= T. Kelly Mason =

American artist (born 1964)

T. Kelly Mason (born 1964) is a Los Angeles–based post-conceptual artist, writer, and educator who works in a number of media, including video, music, sculpture, and text. Mason has taught at ArtCenter College of Design in Pasadena since 2001.

== Education ==
Mason earned his Bachelor of Arts from California State University at Long Beach in 1988 where he studied music and liberal arts. In 1990 he earned his Masters of Fine Arts at ArtCenter College of Design. Mason studied with Stephen Prina and Mike Kelley.

== Style ==
Mason’s work takes on a number of forms and subjects, and research is a predominant component of his process. His research pairs both historical materials and ideas with the currency of field recordings, live sound and performance.

== Work ==
Mason’s early exhibitions such as High Points Drifter were influenced by Los Angeles and sought to reroute our relationship to its landmarks. Mason’s composition uses a subtle series of visual codes within the sculptures, paintings and recordings. Jody Zellen of Art Press describes Mason’s show at Mark Foxx as an excavation of the city, deconstructing his three large scale abstract drawings, “loaded with symbols that reference utopian ideas of social planning...  class and race relations”. Christopher Miles at Artweek reads the show in juxtaposition with the Clint Eastwood movie which Mason derived his title, coming to the conclusion that Eastwood’s character paints the town red and blow it up to reveal what it was while Mason “(re) modeled the city to reveal it for what it isn’t”.

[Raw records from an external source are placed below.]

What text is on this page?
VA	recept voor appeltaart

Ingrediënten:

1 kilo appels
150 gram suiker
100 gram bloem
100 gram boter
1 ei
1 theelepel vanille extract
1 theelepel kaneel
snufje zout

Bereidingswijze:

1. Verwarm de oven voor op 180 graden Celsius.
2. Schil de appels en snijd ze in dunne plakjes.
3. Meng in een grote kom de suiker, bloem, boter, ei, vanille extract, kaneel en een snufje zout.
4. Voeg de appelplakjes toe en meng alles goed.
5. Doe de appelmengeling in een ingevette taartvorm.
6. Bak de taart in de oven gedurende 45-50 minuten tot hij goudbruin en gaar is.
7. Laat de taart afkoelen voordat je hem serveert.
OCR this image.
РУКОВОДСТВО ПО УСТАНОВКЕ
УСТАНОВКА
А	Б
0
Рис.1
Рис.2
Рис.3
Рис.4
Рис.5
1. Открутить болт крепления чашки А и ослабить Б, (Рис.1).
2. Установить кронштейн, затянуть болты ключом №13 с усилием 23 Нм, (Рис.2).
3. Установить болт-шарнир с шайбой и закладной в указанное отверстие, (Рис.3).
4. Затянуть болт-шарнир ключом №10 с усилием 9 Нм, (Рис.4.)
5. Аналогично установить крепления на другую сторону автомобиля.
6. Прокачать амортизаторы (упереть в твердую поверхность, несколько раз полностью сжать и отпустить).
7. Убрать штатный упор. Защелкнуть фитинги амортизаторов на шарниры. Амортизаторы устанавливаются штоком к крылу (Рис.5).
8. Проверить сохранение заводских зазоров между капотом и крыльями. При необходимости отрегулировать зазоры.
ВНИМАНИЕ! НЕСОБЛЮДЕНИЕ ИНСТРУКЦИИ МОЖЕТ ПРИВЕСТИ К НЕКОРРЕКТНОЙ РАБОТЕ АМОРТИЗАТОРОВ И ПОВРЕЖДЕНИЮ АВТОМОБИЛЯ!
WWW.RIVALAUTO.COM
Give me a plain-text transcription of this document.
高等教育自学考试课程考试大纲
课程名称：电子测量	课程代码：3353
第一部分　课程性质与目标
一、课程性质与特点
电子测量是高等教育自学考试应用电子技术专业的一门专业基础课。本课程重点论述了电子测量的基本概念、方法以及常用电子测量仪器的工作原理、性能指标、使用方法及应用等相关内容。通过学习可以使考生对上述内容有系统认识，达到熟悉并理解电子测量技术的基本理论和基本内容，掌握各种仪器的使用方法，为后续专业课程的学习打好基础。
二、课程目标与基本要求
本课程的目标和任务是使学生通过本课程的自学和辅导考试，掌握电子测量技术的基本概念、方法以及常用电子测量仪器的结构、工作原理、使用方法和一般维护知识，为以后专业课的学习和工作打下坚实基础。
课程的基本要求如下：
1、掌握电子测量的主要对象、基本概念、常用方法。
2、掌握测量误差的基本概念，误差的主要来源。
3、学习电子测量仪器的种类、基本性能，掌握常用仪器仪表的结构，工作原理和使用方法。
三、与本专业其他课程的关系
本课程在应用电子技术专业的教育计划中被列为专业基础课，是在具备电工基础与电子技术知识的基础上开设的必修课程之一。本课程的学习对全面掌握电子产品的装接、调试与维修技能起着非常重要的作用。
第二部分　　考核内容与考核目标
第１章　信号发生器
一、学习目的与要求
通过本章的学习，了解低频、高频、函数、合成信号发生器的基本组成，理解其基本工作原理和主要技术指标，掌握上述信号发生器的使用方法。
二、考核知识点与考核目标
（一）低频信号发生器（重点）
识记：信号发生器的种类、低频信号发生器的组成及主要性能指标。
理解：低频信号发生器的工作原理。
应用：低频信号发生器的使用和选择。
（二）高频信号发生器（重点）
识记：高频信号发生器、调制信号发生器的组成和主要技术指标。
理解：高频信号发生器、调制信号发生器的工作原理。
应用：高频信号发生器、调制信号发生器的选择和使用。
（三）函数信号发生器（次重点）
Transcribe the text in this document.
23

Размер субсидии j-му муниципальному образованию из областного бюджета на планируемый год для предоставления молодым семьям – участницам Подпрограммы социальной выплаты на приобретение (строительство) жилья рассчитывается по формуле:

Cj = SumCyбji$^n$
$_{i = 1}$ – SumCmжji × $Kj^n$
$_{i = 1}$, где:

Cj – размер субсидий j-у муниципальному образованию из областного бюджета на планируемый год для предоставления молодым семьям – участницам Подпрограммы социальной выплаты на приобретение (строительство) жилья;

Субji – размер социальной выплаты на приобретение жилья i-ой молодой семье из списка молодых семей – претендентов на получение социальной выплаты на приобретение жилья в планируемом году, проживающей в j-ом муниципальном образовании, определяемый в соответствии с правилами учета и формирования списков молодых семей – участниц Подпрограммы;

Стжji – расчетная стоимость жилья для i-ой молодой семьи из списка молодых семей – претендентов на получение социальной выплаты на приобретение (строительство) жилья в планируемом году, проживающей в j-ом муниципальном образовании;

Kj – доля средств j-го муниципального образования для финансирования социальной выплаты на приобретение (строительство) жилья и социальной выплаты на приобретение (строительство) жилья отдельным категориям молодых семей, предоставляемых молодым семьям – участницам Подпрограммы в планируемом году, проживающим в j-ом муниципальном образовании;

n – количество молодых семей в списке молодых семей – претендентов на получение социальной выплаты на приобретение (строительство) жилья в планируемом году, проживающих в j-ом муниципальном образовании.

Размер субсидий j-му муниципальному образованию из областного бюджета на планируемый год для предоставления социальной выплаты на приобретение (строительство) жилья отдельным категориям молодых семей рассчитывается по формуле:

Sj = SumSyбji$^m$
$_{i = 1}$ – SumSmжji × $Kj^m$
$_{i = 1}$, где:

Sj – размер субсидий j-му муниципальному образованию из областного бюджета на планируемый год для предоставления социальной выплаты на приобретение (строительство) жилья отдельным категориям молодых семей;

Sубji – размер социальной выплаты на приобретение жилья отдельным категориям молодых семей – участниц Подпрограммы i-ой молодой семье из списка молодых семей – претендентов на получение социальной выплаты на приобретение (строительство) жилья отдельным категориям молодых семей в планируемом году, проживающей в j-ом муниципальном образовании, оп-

One of his first institutional shows was at “Pure Beauty”, an exhibition that had been the first in Frank Gehry’s new American Center in Paris. It was installed for the second time at MOCA in Los Angeles. It was one of Los Angeles’ earliest museum shows of artists under 30. The work consisted of a multi-channel video and sound installation taped during a residency at Claude Monet’s home in Giverny, France. The project examined the impressionistic landscape through photography, research and play within the gardens. Wilson criticized the work for being “presumably about the aggressive intrusions of the media preventing us from thinking… further deadening our poor brains”. Wilson finds “Pure Beauty” overall to be “noisy” and Mason’s piece the “loudest boom box” in the show.

In 1993 Mason was included in a group project called Tattoo Collection for the gallery Air de Paris, for which artists designed tattoos that needn’t be implemented upon a human body, raising the question whether it was the drawing or the executed tattoo that is the artwork.

Mason’s first Post-it Note collages were first shown in the Wohinkeinaugereicht in the Arbeitskreises für Photographie Hamburg in 1998. Mason’s Post-it notes float semi-casual text in juxtaposition with the image. In 2013 he published these interventions in the Bass Museums of Art’s member’s magazine using the Bass Archive and delivering philosophical commentary on the contents of the contents of the magazine.

A facet of Mason’s ongoing body of work consists of intricately cut layers of transparent colored gel affixed to custom designed light boxes depicting images of historical objects, places, artworks, and photographs, and in one such triptych, the painter Francis Bacon’s studio, that “reference animation cells, advertising, and painting all at once”.

== Personal life ==
Mason is married to video artist Diana Thater. Since completing the Graduate Art track at ArtCenter College of Design in 1990, Mason and Thater have collaborated on numerous projects, notably the 16mm film JUMP which was included in the 2006 Whitney Biennial and features twenty children jumping rope to live performances of Bob Dylan’s “Subterranean Homesick Blues”, for which Mason served as co-producer, music director and bass guitarist.